Never had a machine similar to this so just thought the question was worth asking.

Thanks!


----------



## MediumRoastSteam (Jul 7, 2015)

damon1989 said:


> Hello guys, just bought a new Silvia. On turning on the initial heat up sounds like a kettle boiling, is this normal? Its seems fairly silent after that and functions fine.
> 
> Never had a machine similar to this so just thought the question was worth asking.
> 
> Thanks!


 Yes. After all, it's technically the same principle as a kettle. But.... what sort of water are you putting in it? Tap, filtered, bottled? Try to avoid hard water, otherwise it will sound like a real scaled up kettle!
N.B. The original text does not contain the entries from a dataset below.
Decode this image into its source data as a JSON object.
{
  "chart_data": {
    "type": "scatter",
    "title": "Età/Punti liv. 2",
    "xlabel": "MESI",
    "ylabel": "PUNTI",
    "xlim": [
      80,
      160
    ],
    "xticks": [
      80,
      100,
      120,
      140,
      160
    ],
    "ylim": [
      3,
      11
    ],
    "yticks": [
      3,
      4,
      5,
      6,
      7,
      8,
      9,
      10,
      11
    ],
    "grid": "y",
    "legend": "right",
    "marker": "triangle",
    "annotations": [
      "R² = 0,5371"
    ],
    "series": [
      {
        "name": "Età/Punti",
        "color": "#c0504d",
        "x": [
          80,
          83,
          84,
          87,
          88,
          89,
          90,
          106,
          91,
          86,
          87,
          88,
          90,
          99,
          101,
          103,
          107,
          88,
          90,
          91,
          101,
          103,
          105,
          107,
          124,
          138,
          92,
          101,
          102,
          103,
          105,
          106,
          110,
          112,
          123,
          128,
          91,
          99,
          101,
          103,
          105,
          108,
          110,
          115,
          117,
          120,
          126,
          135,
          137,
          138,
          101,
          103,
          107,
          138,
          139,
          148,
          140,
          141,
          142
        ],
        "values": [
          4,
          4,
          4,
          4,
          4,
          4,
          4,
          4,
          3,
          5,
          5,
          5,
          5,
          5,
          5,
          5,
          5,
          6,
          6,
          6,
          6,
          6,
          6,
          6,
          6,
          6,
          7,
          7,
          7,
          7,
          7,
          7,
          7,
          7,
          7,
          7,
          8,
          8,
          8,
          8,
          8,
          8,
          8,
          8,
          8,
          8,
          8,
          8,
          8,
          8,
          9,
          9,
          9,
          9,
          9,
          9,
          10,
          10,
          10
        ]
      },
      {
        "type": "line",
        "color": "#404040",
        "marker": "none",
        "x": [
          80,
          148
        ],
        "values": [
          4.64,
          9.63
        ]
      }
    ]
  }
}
You don't want that.


----------



## damon1989 (Aug 24, 2020)

I use bottled water, generally supermarket own brands, i assume that's good enough?

Thanks for the quick helpful response.


----------



## MediumRoastSteam (Jul 7, 2015)

damon1989 said:


> I use bottled water, generally supermarket own brands, i assume that's good enough?
> 
> Thanks for the quick helpful response.


 So they all have different concentrations of minerals. Like, Tesco's Ashbeck is fine, but the other one, like, the really cheap stuff, is just as bad as tap water. Ideally, stick to Waitrose Essentials or Volvic. On the Rancilio Silvia, as it's a single boiler dual purpose unit, you most likely will never need to descale if you up use any of the above. Maybe in a couple of years time.


----------